Peafowl also enjoy flying into barn lofts and eating peanuts off peanut hay; this has not endeared them to our dairyman. And as they have a taste for fresh garden vegetables, they have often run afoul of the dairyman's wife.

The peacock likes to sit on gates or fence posts and allow his tail to hang down. A peacock on a fence post is a superb sight. Six or seven peacocks on a gate are beyond description; but it is not very good for the gate. Our fence posts tend to lean in one direction or another and all our gates open diagonally.

In short, I am the only person on the place who is willing to underwrite, with something more than tolerance, the presence of peafowl. In return, I am blessed with their rapid multiplication. The population figure I give out is forty, but for some time now I have not felt it wise to take a census. I had been told before I bought my birds that peafowl are difficult to raise. It is not so, alas. In May the peahen finds a nest in some fence corner and lays five or six large buff-colored eggs. Once a day, thereafter, she gives an abrupt
hee-haa-awww!
and shoots like a rocket from her nest. Then for half an hour, her neck ruffled and stretched forward, she parades around the premises, announcing what she is about. I listen with mixed emotions.

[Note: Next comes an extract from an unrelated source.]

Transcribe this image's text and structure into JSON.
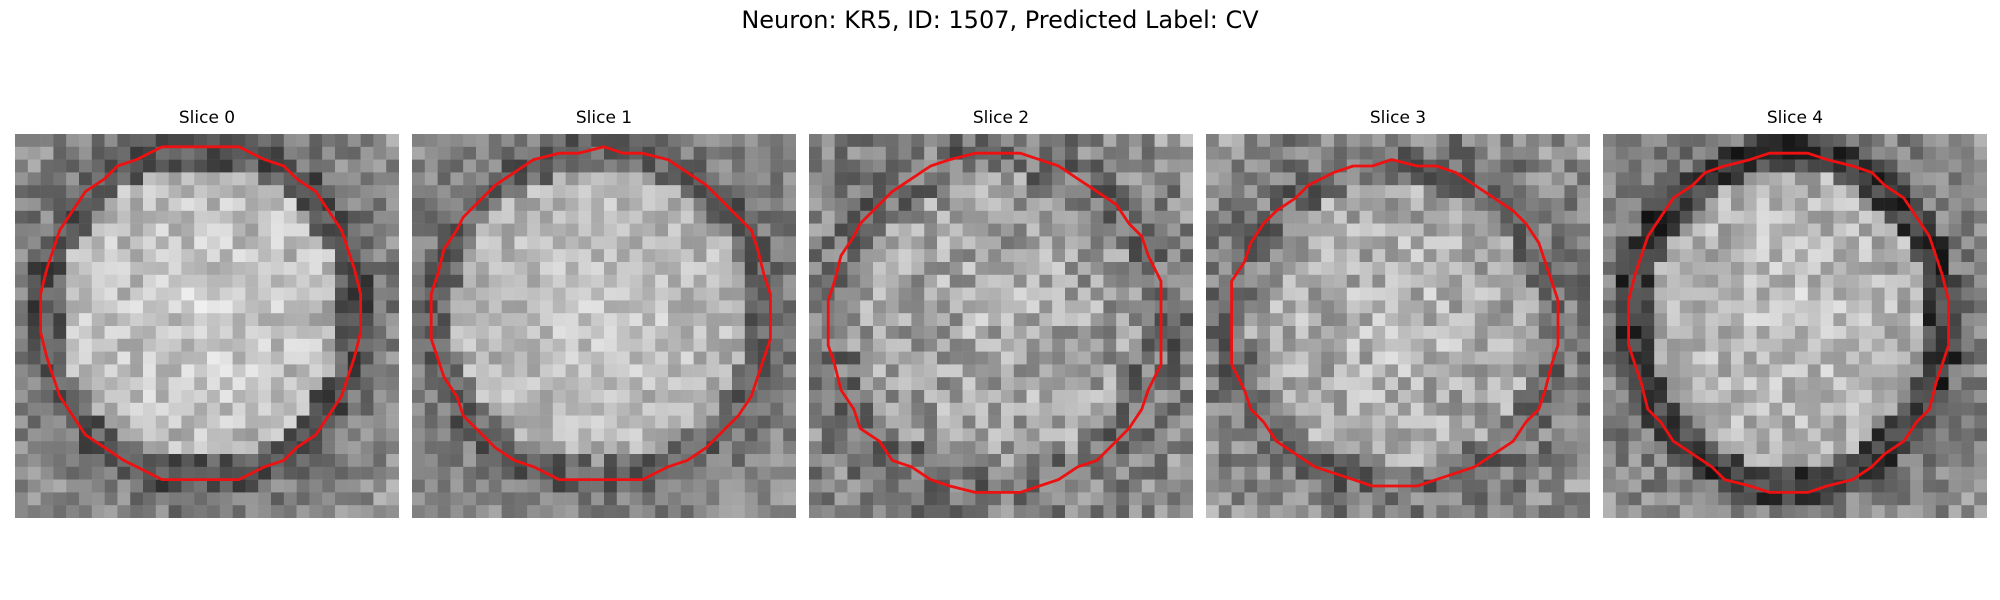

In twenty-eight days the hen comes off with five or six mothlike, murmuring peachicks. The cock ignores these unless one gets under his feet (then he pecks it over the head until it gets elsewhere), but the hen is a watchful mother and every year a good many of the young survive. Those that withstand illnesses and predators (the hawk, the fox, and the opossum) over the winter seem impossible to destroy, except by violence.

A man selling fence posts tarried at our place one day and told me that he had once had eighty peafowl on his farm. He cast a nervous eye at two of mine standing nearby. “In the spring, we couldn't hear ourselves think,” he said. “As soon as you lifted your voice, they lifted their'n, if not before. All our fence posts wobbled. In the summer they ate all the tomatoes off the vines. Scuppernongs went the same way. My wife said she raised her flowers for herself and she was not going to have them eat up by a chicken no matter how long his tail was. And in the fall they shed them feathers all over the place anyway and it was a job to clean up. My old grandmother was living with us then and she was eighty-five. She said, ‘Either they go, or I go.'”

“Who went?” I asked.

“We still got twenty of them in the freezer,” he said.

“And how,” I asked, looking significantly at the two standing nearby, “did they taste?”

“No better than any other chicken,” he said, “but I'd a heap rather eat them than hear them.”